Wetenschap
Het berekenen van hoeveel gram van een stof die u hebt, is belangrijk voor het succesvol afronden van experimenten in het laboratorium en voor het oplossen van scheikundeproblemen. Het aantal grammen verwijst naar de massa van de verbinding. Wanneer u een probleem krijgt, krijgt u of het aantal mol van de stof of krijgt u de dichtheid en het volume van de verbinding. U kunt het probleem oplossen door te begrijpen hoe u de gegeven informatie samenvoegt en vervolgens de factorlabelmethode gebruikt.
Noteer de waarden die in het probleem worden gegeven. Als u bijvoorbeeld wordt verteld dat u 5,00 mol koolstof heeft, noteert u 5,00 mol. Als u wordt verteld dat de dichtheid van water 1,00 g /ml is en dat u 4,00 ml water hebt, noteer dit dan.
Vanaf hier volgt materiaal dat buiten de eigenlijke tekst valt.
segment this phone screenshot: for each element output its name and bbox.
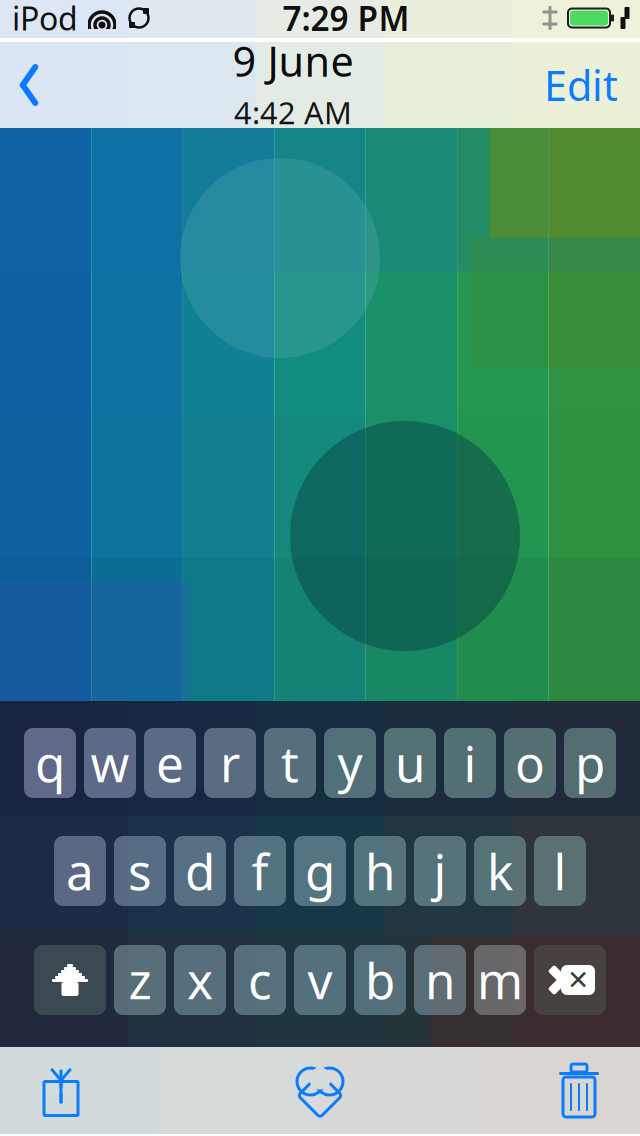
staticText: f xyxy=(252,838,268,904)
staticText: t xyxy=(281,730,299,796)
staticText: ✕ xyxy=(567,965,589,995)
staticText: z xyxy=(128,947,152,1013)
staticText: r xyxy=(220,730,240,796)
staticText: u xyxy=(395,730,425,796)
staticText: iPod xyxy=(12,0,78,39)
staticText: a xyxy=(66,838,94,904)
staticText: k xyxy=(487,838,513,904)
staticText: e xyxy=(156,730,184,796)
staticText: Edit xyxy=(544,58,618,112)
button[interactable]: z xyxy=(114,945,166,1015)
button[interactable]: r xyxy=(204,728,256,798)
button[interactable]: d xyxy=(174,836,226,906)
button[interactable]: o xyxy=(504,728,556,798)
button[interactable]: Back xyxy=(0,42,62,128)
staticText: s xyxy=(128,838,152,904)
button[interactable]: j xyxy=(414,836,466,906)
staticText: p xyxy=(575,730,605,796)
button[interactable]: g xyxy=(294,836,346,906)
staticText: y xyxy=(338,730,362,796)
button[interactable]: y xyxy=(324,728,376,798)
button[interactable]: m xyxy=(474,945,526,1015)
staticText: n xyxy=(425,947,455,1013)
button[interactable]: w xyxy=(84,728,136,798)
staticText: m xyxy=(477,947,523,1013)
button[interactable]: i xyxy=(444,728,496,798)
staticText: h xyxy=(365,838,395,904)
staticText: g xyxy=(305,838,335,904)
button[interactable]: l xyxy=(534,836,586,906)
staticText: v xyxy=(308,947,332,1013)
button[interactable]: f xyxy=(234,836,286,906)
staticText: d xyxy=(185,838,215,904)
staticText: c xyxy=(248,947,272,1013)
button[interactable]: x xyxy=(174,945,226,1015)
button[interactable]: v xyxy=(294,945,346,1015)
staticText: j xyxy=(434,838,446,904)
button[interactable]: c xyxy=(234,945,286,1015)
button[interactable]: Shift xyxy=(34,945,106,1015)
button[interactable]: p xyxy=(564,728,616,798)
button[interactable]: e xyxy=(144,728,196,798)
staticText: 4:42 AM xyxy=(234,92,352,133)
staticText: x xyxy=(187,947,213,1013)
button[interactable]: k xyxy=(474,836,526,906)
button[interactable]: Share xyxy=(6,1047,116,1134)
staticText: 9 June xyxy=(232,33,354,88)
staticText: i xyxy=(464,730,476,796)
staticText: w xyxy=(90,730,130,796)
button[interactable]: a xyxy=(54,836,106,906)
staticText: 7:29 PM xyxy=(282,0,410,40)
button[interactable]: Edit xyxy=(524,42,640,128)
button[interactable]: Delete photo xyxy=(524,1047,634,1134)
button[interactable]: b xyxy=(354,945,406,1015)
button[interactable]: Delete xyxy=(534,945,606,1015)
staticText: l xyxy=(554,838,566,904)
button[interactable]: s xyxy=(114,836,166,906)
button[interactable]: h xyxy=(354,836,406,906)
button[interactable]: Favorite xyxy=(265,1047,375,1134)
staticText: o xyxy=(515,730,545,796)
button[interactable]: q xyxy=(24,728,76,798)
button[interactable]: n xyxy=(414,945,466,1015)
staticText: q xyxy=(35,730,65,796)
button[interactable]: u xyxy=(384,728,436,798)
button[interactable]: t xyxy=(264,728,316,798)
staticText: b xyxy=(365,947,395,1013)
Zoek de molecuulmassa van de verbinding. De molaire massa van een verbinding is hoeveel gram van de verbinding in één mol van de verbinding is. Deze informatie staat in het periodiek systeem. De molmassa van koolstof is bijvoorbeeld 12,00 g /mol. Je hoeft de molecuulmassa van het water niet te vinden omdat je al de dichtheid en het volume hebt en vermenigvuldigd, dat geeft je de massa.
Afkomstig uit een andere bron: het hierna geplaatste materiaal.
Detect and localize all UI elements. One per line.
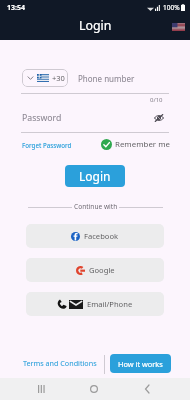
staticText: Login xyxy=(79,168,111,184)
staticText: Google xyxy=(89,265,115,275)
button[interactable]: Language xyxy=(172,23,185,31)
staticText: 13:54 xyxy=(7,3,25,13)
button[interactable]: Email/Phone xyxy=(26,292,164,316)
button[interactable]: Forget Password xyxy=(22,141,72,149)
staticText: Email/Phone xyxy=(87,299,133,309)
staticText: Password xyxy=(22,112,62,124)
staticText: 100% xyxy=(163,3,180,12)
button[interactable]: Show password xyxy=(152,111,166,125)
staticText: 0/10 xyxy=(150,96,163,104)
button[interactable]: How it works xyxy=(110,354,171,373)
button[interactable]: Recents xyxy=(32,381,52,397)
staticText: Continue with xyxy=(74,202,118,211)
button[interactable]: Home xyxy=(84,381,104,397)
button[interactable]: Google xyxy=(26,258,164,282)
button[interactable]: Remember me xyxy=(101,139,171,150)
staticText: How it works xyxy=(118,359,163,369)
staticText: Remember me xyxy=(115,139,171,150)
button[interactable]: +30 xyxy=(28,69,65,87)
staticText: +30 xyxy=(52,73,65,83)
button[interactable]: Login xyxy=(65,165,125,187)
button[interactable]: Back xyxy=(137,381,157,397)
button[interactable]: Terms and Conditions xyxy=(23,358,97,368)
button[interactable]: Facebook xyxy=(26,224,164,248)
staticText: Phone number xyxy=(78,73,135,84)
staticText: Facebook xyxy=(84,231,119,241)
staticText: Login xyxy=(79,17,112,34)
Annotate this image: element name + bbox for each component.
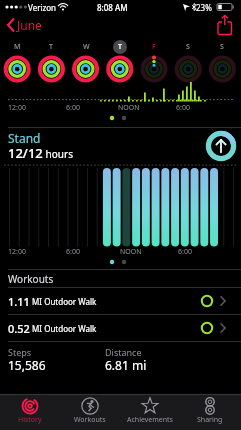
staticText: Distance [105,346,142,358]
staticText: Sharing [197,415,223,425]
button[interactable]: T [112,40,128,54]
staticText: Achievements [127,415,173,425]
staticText: 15,586 [8,357,46,373]
staticText: hours [43,147,73,161]
button[interactable]: F [146,40,162,54]
staticText: M [14,42,21,52]
button[interactable]: Achievements [120,394,180,430]
staticText: 6:00 [176,103,190,113]
staticText: 12/12 [8,144,43,162]
staticText: 6:00 [66,247,80,257]
button[interactable]: History [0,394,60,430]
staticText: MI Outdoor Walk [30,323,97,334]
button[interactable]: 0.52 [0,315,241,341]
button[interactable]: S [180,40,196,54]
staticText: 6.81 mi [105,357,147,373]
staticText: F [152,42,156,52]
staticText: T [118,42,122,52]
button[interactable] [212,13,238,37]
button[interactable] [205,130,237,162]
staticText: NOON [120,247,142,257]
staticText: 1.11 [8,294,30,309]
button[interactable]: M [9,40,25,54]
staticText: 6:00 [178,247,192,257]
button[interactable]: Workouts [60,394,120,430]
staticText: T [49,42,53,52]
staticText: 23% [196,2,212,13]
staticText: Workouts [74,415,106,425]
staticText: NOON [118,103,140,113]
staticText: W [83,42,90,52]
staticText: 6:00 [66,103,80,113]
button[interactable]: W [78,40,94,54]
button[interactable]: 1.11 [0,288,241,314]
staticText: Steps [8,346,32,358]
button[interactable]: T [43,40,59,54]
button[interactable]: S [214,40,230,54]
staticText: MI Outdoor Walk [30,296,97,307]
staticText: Stand [8,130,41,146]
staticText: S [186,42,190,52]
staticText: 12:00 [8,103,26,113]
button[interactable]: June [0,14,90,36]
staticText: 0.52 [8,321,30,336]
staticText: History [18,415,42,425]
staticText: Verizon [28,2,57,13]
staticText: 8:08 AM [97,2,128,13]
staticText: 12:00 [8,247,26,257]
staticText: S [220,42,224,52]
staticText: Workouts [8,272,54,286]
button[interactable]: Sharing [180,394,240,430]
staticText: June [17,17,42,33]
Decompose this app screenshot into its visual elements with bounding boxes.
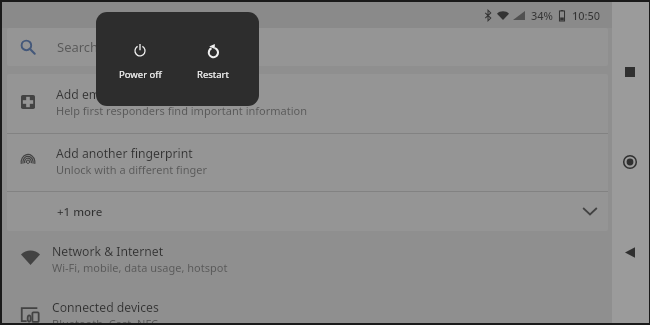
staticText: Add emergency information: [56, 86, 218, 103]
button[interactable]: Recent apps: [616, 58, 644, 86]
staticText: +1 more: [57, 204, 103, 220]
staticText: Add another fingerprint: [56, 145, 193, 162]
button[interactable]: Home: [616, 148, 644, 176]
staticText: Network & Internet: [52, 243, 164, 260]
button[interactable]: Connected devices: [8, 292, 606, 323]
staticText: Power off: [119, 68, 162, 81]
staticText: 34%: [531, 8, 553, 23]
staticText: Search settings: [57, 38, 151, 56]
button[interactable]: Restart: [179, 43, 247, 81]
button[interactable]: +1 more: [7, 192, 608, 231]
button[interactable]: Network & Internet: [8, 236, 606, 292]
staticText: Unlock with a different finger: [56, 162, 207, 177]
staticText: Connected devices: [52, 299, 159, 316]
button[interactable]: Add another fingerprint: [7, 134, 608, 191]
staticText: Help first responders find important inf…: [56, 103, 307, 118]
button[interactable]: Add emergency information: [7, 74, 608, 133]
button[interactable]: Search settings: [7, 28, 608, 66]
staticText: Wi-Fi, mobile, data usage, hotspot: [52, 260, 228, 275]
button[interactable]: Power off: [106, 43, 174, 81]
staticText: Bluetooth, Cast, NFC: [52, 316, 159, 323]
staticText: 10:50: [572, 8, 601, 23]
button[interactable]: Back: [616, 238, 644, 266]
staticText: Restart: [197, 68, 229, 81]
Stel de verhoudingen in voor de factorlabelmethode. Voor het koolstofprobleem schrijft u 5,00 mol in de teller en 1 in de noemer. Noteer in de volgende verhouding 1 mol in de noemer en 12,01 gram in de teller. Voor het waterprobleem, schrijf 4,00 ml in de teller en 1 in de noemer. Noteer in de volgende verhouding 1 ml in de noemer en 1,00 gram in de teller.
Vermenigvuldig de verhoudingen. Voor het koolstofprobleem zou je een antwoord van 60,1 gram moeten krijgen. Voor het waterprobleem ontvangt u een antwoord van 4,00 gram.